DONCHISCIOTTE. Si considerano, in genere, poco capaci e abili, ma finiscono con l’impegnarsi in cose più grandi di loro, nelle quali tuttavia si prodigano. Apparentemente ottimisti di fronte alle difficoltà in cui si trovano ad operare, sono al fondo piuttosto pessimisti: non è, infatti, la passione o la fede che li sostiene, ma una sorta di coerenza con se stessi. Sono piuttosto deboli, ma cercano di assolvere un carico notevole di impegni, che però li assilla, mentre altri riuscirebbe a svolgerli con maggiore facilità. La loro vita attiva contraddice, infatti, le loro aspirazioni contemplative. Hanno una notevole ingenuità, la quale talvolta costituisce una inattesa risorsa, venendo facilmente scambiata per premeditata furberia. Non avendo ambizioni, infatti, lasciano interdetti gli altri che non si spiegano tanto affanno.

SFINGI e/o MEDUSE. Sono caratterizzati innanzi tutto dall’egocentrismo e dal disprezzo degli altri. Hanno un sistema di comunicazione estremamente ridotto, solitamente precluso senza motivi espliciti. Nel contesto generale svolgono la loro attività a livello sotterraneo ed operano attraverso segnali irrazionali nell’ambito della classe, con l’obiettivo implicito di frantumarla, abbattere ogni resistenza intellettuale o psicologica nelle singole persone, intimidire imponendo la propria autorità come indiscutibile, contrapporre persone da disprezzare ed esporre al ludibrio e persone da coinvolgere, in un rapporto di dipendenza, nella propria autoesaltazione.
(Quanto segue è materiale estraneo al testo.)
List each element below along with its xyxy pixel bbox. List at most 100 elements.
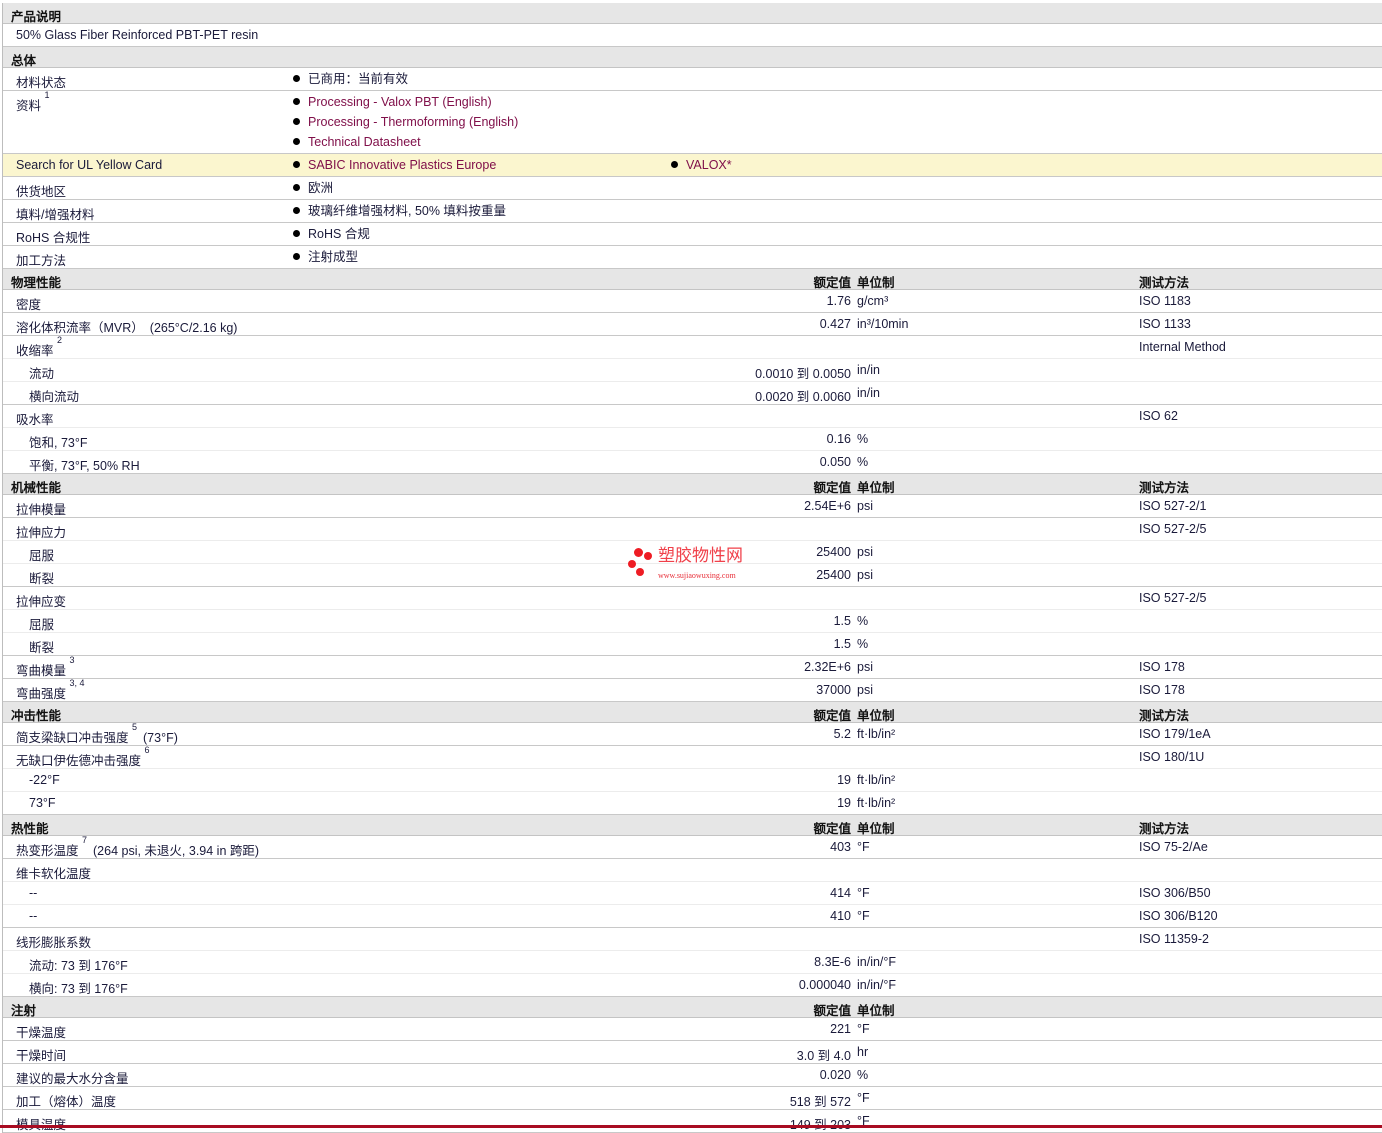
section-header: 物理性能 额定值 单位制 测试方法 <box>3 269 1382 290</box>
bullet-text: 已商用：当前有效 <box>308 72 409 86</box>
property-label: 密度 <box>16 294 41 313</box>
footnote-ref[interactable]: 3, 4 <box>69 678 85 688</box>
property-unit: °F <box>857 1091 870 1105</box>
property-value: 8.3E-6 <box>814 955 851 969</box>
column-header-method: 测试方法 <box>1139 709 1190 723</box>
test-method: ISO 180/1U <box>1139 750 1205 764</box>
property-label: 维卡软化温度 <box>16 863 91 882</box>
bullet-icon <box>293 207 300 214</box>
watermark-dot <box>634 548 643 557</box>
property-value: 0.050 <box>819 455 851 469</box>
footnote-ref[interactable]: 2 <box>57 335 63 345</box>
link[interactable]: VALOX* <box>686 158 732 172</box>
property-unit: % <box>857 614 869 628</box>
property-value: 0.427 <box>819 317 851 331</box>
bullet-text: RoHS 合规 <box>308 227 370 241</box>
link[interactable]: Processing - Thermoforming (English) <box>308 115 519 129</box>
footnote-ref[interactable]: 1 <box>44 90 50 100</box>
property-condition: (265°C/2.16 kg) <box>149 321 238 335</box>
bullet-item[interactable]: VALOX* <box>671 158 732 178</box>
column-header-method: 测试方法 <box>1139 822 1190 836</box>
test-method: ISO 62 <box>1139 409 1178 423</box>
bullet-item[interactable]: SABIC Innovative Plastics Europe <box>293 158 496 178</box>
link[interactable]: SABIC Innovative Plastics Europe <box>308 158 497 172</box>
test-method: ISO 1183 <box>1139 294 1191 308</box>
property-label: 干燥时间 <box>16 1045 66 1064</box>
bullet-item[interactable]: Processing - Valox PBT (English) <box>293 95 518 115</box>
property-name: -- <box>29 886 38 900</box>
property-row: 拉伸应力 ISO 527-2/5 <box>3 518 1382 541</box>
property-value: 37000 <box>816 683 851 697</box>
bullet-icon <box>293 75 300 82</box>
footnote-ref[interactable]: 5 <box>132 722 138 732</box>
property-name: 拉伸应变 <box>16 595 67 609</box>
watermark-dot <box>644 552 652 560</box>
property-unit: °F <box>857 1022 870 1036</box>
bullet-item[interactable]: Technical Datasheet <box>293 135 518 155</box>
property-value: 221 <box>830 1022 851 1036</box>
property-label: 平衡, 73°F, 50% RH <box>29 455 140 474</box>
column-header-method: 测试方法 <box>1139 276 1190 290</box>
general-row: Search for UL Yellow Card SABIC Innovativ… <box>3 154 1382 177</box>
property-row: 建议的最大水分含量 0.020% <box>3 1064 1382 1087</box>
bullet-item: 注射成型 <box>293 250 358 270</box>
footnote-ref[interactable]: 7 <box>82 835 88 845</box>
property-name: 溶化体积流率（MVR） <box>16 321 144 335</box>
link[interactable]: Processing - Valox PBT (English) <box>308 95 492 109</box>
property-label: 线形膨胀系数 <box>16 932 91 951</box>
bullet-list: 欧洲 <box>293 181 333 201</box>
property-value: 5.2 <box>833 727 851 741</box>
footnote-ref[interactable]: 6 <box>144 745 150 755</box>
property-unit: ft·lb/in² <box>857 773 896 787</box>
property-row: 弯曲模量 3 2.32E+6 psi ISO 178 <box>3 656 1382 679</box>
property-unit: g/cm³ <box>857 294 889 308</box>
property-label: 简支梁缺口冲击强度 5 (73°F) <box>16 723 178 746</box>
section-title: 注射 <box>11 1004 37 1018</box>
link[interactable]: Technical Datasheet <box>308 135 421 149</box>
section-title: 产品说明 <box>11 10 62 24</box>
property-name: 无缺口伊佐德冲击强度 <box>16 754 142 768</box>
property-value: 19 <box>837 796 851 810</box>
bullet-list: RoHS 合规 <box>293 227 370 247</box>
property-name: 干燥温度 <box>16 1026 67 1040</box>
property-label: 断裂 <box>29 637 54 656</box>
property-name: 横向: 73 到 176°F <box>29 982 128 996</box>
property-label: -- <box>29 886 37 900</box>
property-label: 模具温度 <box>16 1114 66 1133</box>
test-method: ISO 75-2/Ae <box>1139 840 1208 854</box>
property-name: 收缩率 <box>16 344 54 358</box>
property-name: 饱和, 73°F <box>29 436 88 450</box>
general-row: RoHS 合规性 RoHS 合规 <box>3 223 1382 246</box>
bullet-text: 玻璃纤维增强材料, 50% 填料按重量 <box>308 204 506 218</box>
column-header-unit: 单位制 <box>857 1004 895 1018</box>
property-row: 饱和, 73°F 0.16% <box>3 428 1382 451</box>
property-row: 简支梁缺口冲击强度 5 (73°F) 5.2 ft·lb/in² ISO 179/1eA <box>3 723 1382 746</box>
row-label-text: 加工方法 <box>16 254 67 268</box>
property-value: 1.76 <box>826 294 851 308</box>
bullet-item[interactable]: Processing - Thermoforming (English) <box>293 115 518 135</box>
property-value: 410 <box>830 909 851 923</box>
test-method: ISO 306/B50 <box>1139 886 1211 900</box>
column-header-unit: 单位制 <box>857 481 895 495</box>
property-row: 热变形温度 7 (264 psi, 未退火, 3.94 in 跨距) 403 °F IS… <box>3 836 1382 859</box>
footnote-ref[interactable]: 3 <box>69 655 75 665</box>
property-value: 0.0020 到 0.0060 <box>755 390 851 404</box>
watermark-name: 塑胶物性网 <box>658 546 743 566</box>
property-label: -22°F <box>29 773 60 787</box>
property-unit: % <box>857 1068 869 1082</box>
property-row: 线形膨胀系数 ISO 11359-2 <box>3 928 1382 951</box>
property-unit: % <box>857 455 869 469</box>
bullet-item: 玻璃纤维增强材料, 50% 填料按重量 <box>293 204 506 224</box>
row-label-text: 供货地区 <box>16 185 67 199</box>
general-row: 资料 1 Processing - Valox PBT (English) Proc… <box>3 91 1382 154</box>
property-label: 流动 <box>29 363 54 382</box>
column-header-value: 额定值 <box>813 822 851 836</box>
general-row: 填料/增强材料 玻璃纤维增强材料, 50% 填料按重量 <box>3 200 1382 223</box>
bullet-list: VALOX* <box>671 158 732 178</box>
bullet-item: 欧洲 <box>293 181 333 201</box>
section-title: 物理性能 <box>11 276 62 290</box>
property-row: -- 410 °F ISO 306/B120 <box>3 905 1382 928</box>
property-name: 简支梁缺口冲击强度 <box>16 731 129 745</box>
bullet-icon <box>671 161 678 168</box>
property-row: 73°F 19 ft·lb/in² <box>3 792 1382 815</box>
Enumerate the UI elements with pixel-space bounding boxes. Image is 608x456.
Come persone, fanno pena; come insegnanti, fanno rabbia per il clima che instaurano ovunque siano e per il male, a volte profondo, che provocano negli alunni.
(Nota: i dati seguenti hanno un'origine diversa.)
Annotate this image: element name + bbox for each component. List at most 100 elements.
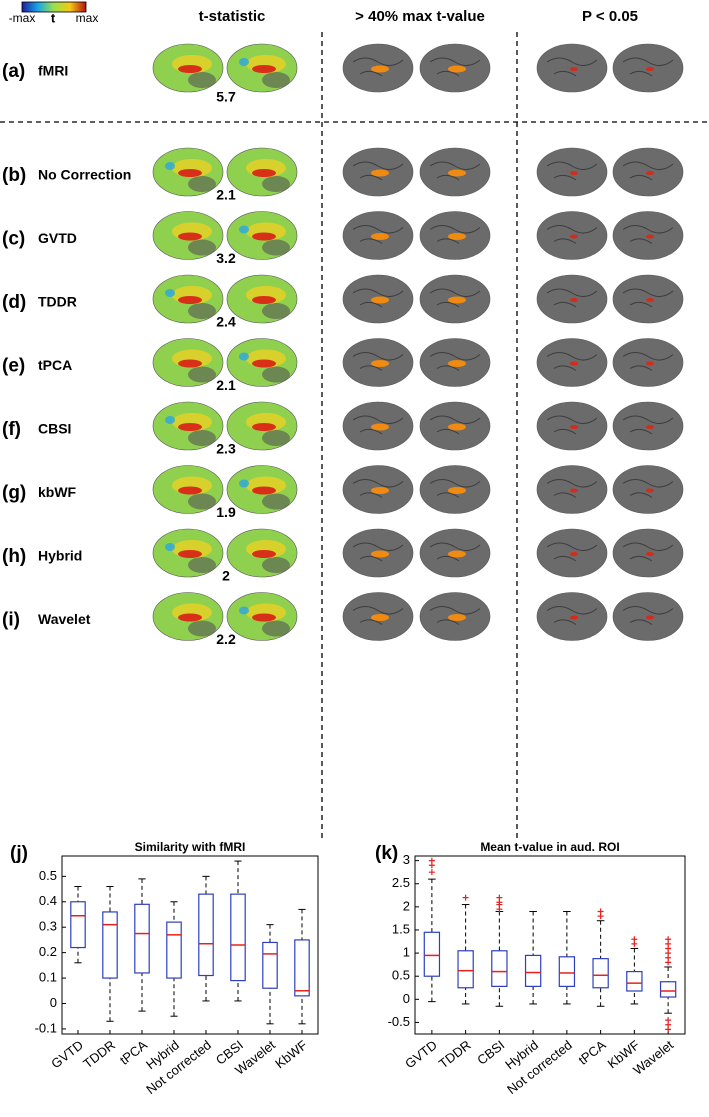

MASCHERE di BELZEBU’. Forniti di preparazione, intelligenza, abilità dialettica superiori alla media, ricchi di ambizioni insoddisfatte e desiderosi di mettersi in mostra, incapaci di un progetto costruttivo, sanno adattarsi assai bene al variare delle situazioni, sfruttandole senza scrupoli, orientando appena possibile le loro abilità in direzione distruttiva e riuscendo a rivestire con una paludata parvenza di dignità culturale le prese di posizione –proprie ed altrui- più inconsistenti e meschine. Ostentano disprezzo per il piano didattico, non hanno interesse per un’azione formativa né attitudine per l’insegnamento: per la scuola (colleghi-alunni-genitori) sono una calamità. Ma questo, in fondo, è il nutrimento che li soddisfa e paradossalmente rende loro possibile catalizzare intorno a sé gli elementi meno equilibrati, o psicologicamente più deboli o semplicemente i “mediocri-ambiziosi”.